The Latest Developments

Turkey plans reactors at Sinop and Akkuyu via KEPCO and Russia, targeting 8-10 GW by 2023.

  • KEPCO and EUAS sign a protocol for Sinop feasibility work
  • Russia-backed Akkuyu plant to progress in parallel
  • Target 8,000-10,000 MW; at least two sites online by 2023
  • Open to bids from US, Canada, Japan, and France

 

The state power companies of South Korea and Turkey signed a preliminary deal aimed at building a nuclear power plant in northern Turkey.

 

Under the deal, the companies will carry out preliminary work and "if a common ground with mutually acceptable conditions emerges, the main agreement between the two governments will be signed", Turkish Prime Minister Recep Tayyip Erdogan said.

The protocol was inked by officials from EUAS of Turkey and Korea Electric Power Corp (KEPCO), which in December won a contract to build four nuclear power plants in the United Arab Emirates as part of an international consortium.

Turkey remains open to proposals from other companies if better terms are offered for the plant in Sinop, on Turkey's northern Black Sea coast, Energy Minister Taner Yildiz said.

"If any company from the United States, Canada, Japan, France makes a proposal, we are open to work similarly with them," Taner said, according to Anatolia news agency.

Turkey would like KESCO to shorten the preperatory stage of the project, which the company estimates will take up to two years, he said, adding that the South Koreans will have a Turkish partner if the project progresses.

Turkey signed a similar preliminary deal with Russia in January for a nuclear power plant at Akkuyu, on the country's Mediterranean coast.

"We want Turkey to acquire nuclear power plants (with a capacity) of at least 8,000 to 10,000 megawatts. Therefore, the work for Akkuyu and Sinop should start and go simultaneously," Yildiz said.

The objective is to have nuclear plants up and running in at least two regions in 2023, he added, noting that parliament approved nuclear construction earlier as well.

The deals with Russia and South Korea come as part of renewed Turkish efforts to acquire atomic energy after an initial tender to build the country's first nuclear power plant failed last year.

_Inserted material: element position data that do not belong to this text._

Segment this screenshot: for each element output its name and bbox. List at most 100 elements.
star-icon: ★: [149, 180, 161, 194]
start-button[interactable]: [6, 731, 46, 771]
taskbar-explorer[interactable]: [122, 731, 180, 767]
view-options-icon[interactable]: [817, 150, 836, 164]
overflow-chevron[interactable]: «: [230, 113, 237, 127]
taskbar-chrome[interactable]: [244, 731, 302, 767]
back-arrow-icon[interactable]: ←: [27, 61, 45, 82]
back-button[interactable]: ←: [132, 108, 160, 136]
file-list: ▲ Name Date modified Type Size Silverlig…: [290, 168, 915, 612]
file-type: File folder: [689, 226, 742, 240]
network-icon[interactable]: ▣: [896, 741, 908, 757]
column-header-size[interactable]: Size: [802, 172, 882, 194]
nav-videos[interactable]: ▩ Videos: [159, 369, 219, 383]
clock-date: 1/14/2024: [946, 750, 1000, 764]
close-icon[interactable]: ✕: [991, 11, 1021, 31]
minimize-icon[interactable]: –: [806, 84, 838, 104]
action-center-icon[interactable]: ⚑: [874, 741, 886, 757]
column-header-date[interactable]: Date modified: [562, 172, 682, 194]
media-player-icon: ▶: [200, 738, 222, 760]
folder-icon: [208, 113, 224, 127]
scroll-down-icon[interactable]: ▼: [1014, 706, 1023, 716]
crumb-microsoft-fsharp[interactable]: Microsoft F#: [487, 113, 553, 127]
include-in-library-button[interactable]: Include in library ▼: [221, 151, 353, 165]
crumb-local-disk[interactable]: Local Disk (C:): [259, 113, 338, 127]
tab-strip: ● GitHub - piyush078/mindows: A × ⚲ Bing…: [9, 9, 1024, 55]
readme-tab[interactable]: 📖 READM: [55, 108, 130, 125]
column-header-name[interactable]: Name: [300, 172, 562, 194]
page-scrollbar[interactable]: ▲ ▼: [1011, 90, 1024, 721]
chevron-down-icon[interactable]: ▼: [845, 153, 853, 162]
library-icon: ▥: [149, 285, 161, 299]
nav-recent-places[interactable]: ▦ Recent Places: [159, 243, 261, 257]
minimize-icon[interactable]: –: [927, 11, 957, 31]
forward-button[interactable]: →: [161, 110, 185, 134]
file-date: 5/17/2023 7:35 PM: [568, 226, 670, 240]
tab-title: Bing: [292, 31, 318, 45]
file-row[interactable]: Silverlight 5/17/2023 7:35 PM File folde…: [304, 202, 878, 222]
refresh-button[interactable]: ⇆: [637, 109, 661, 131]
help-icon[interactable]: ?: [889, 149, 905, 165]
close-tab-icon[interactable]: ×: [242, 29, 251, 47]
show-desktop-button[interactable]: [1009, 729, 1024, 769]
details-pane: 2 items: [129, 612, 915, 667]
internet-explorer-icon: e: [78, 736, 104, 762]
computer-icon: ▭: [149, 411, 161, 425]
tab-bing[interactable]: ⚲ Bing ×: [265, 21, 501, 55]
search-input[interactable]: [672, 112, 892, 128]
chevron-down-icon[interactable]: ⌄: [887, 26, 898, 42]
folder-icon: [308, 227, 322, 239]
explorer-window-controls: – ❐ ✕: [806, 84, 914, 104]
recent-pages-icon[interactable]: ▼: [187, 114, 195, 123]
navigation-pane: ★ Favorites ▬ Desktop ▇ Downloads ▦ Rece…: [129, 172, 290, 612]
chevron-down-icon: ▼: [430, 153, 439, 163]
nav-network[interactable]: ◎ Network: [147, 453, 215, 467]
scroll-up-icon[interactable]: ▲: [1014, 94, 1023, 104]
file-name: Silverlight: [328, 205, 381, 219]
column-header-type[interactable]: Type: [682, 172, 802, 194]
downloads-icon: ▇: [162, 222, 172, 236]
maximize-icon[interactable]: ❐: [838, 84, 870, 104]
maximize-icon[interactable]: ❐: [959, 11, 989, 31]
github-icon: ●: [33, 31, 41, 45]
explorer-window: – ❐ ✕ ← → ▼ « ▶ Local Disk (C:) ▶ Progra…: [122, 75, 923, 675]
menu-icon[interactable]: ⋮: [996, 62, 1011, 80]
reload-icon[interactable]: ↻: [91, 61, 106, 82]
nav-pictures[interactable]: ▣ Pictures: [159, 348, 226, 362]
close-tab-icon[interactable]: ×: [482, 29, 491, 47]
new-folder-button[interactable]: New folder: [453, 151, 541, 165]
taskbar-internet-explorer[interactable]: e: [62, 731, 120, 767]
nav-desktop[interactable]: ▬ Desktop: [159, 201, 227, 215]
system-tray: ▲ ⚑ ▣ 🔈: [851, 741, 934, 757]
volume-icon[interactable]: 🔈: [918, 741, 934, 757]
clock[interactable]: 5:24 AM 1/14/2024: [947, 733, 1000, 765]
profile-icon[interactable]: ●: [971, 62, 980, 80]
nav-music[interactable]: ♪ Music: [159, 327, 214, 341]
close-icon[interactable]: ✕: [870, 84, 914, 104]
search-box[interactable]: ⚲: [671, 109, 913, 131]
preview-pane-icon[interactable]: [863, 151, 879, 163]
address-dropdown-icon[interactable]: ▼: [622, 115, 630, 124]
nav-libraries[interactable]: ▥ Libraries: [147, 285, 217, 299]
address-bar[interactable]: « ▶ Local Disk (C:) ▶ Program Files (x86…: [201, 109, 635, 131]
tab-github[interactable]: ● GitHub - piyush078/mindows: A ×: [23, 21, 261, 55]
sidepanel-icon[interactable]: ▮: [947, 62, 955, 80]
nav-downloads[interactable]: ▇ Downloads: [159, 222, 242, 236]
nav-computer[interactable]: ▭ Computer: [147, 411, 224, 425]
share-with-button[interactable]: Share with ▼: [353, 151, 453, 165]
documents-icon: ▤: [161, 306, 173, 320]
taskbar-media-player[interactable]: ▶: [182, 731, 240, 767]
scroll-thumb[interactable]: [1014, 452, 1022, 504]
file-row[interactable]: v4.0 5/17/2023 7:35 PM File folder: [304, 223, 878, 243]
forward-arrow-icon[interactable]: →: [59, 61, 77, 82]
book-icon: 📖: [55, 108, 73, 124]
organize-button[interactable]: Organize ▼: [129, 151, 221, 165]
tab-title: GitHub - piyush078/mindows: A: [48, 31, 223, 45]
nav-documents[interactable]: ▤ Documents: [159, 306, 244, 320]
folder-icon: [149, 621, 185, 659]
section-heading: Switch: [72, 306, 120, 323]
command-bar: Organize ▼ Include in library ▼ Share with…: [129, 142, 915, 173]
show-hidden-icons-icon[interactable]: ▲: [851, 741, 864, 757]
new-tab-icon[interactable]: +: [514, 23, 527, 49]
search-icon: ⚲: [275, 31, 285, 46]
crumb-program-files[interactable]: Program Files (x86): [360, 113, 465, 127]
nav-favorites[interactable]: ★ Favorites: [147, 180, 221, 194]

The tender — won by the sole bidder, a consortium led by Russia's state nuclear giant Atomstroyexport — was cancelled in November after a court scrapped parts of the regulation governing the process.

The tender had been under fire since it emerged that the consortium offered above-market prices for supplying electricity to the Turkish grid.

The auction was held in September 2008, amid global financial turbulence, with Ankara rejecting requests by interested companies for a postponement.

Turkey plans to build three nuclear power plants in hopes of preventing a possible energy shortage and reducing dependence on foreign supplies, and to compete in a growing nuclear market but the project is fiercely opposed by environmentalists.

Ankara abandoned an earlier plan to build a nuclear plant at Akkuyu in 2000 amid a severe financial crisis and protests from environmentalists in Turkey, as well as in neighbouring Greece and Cyprus.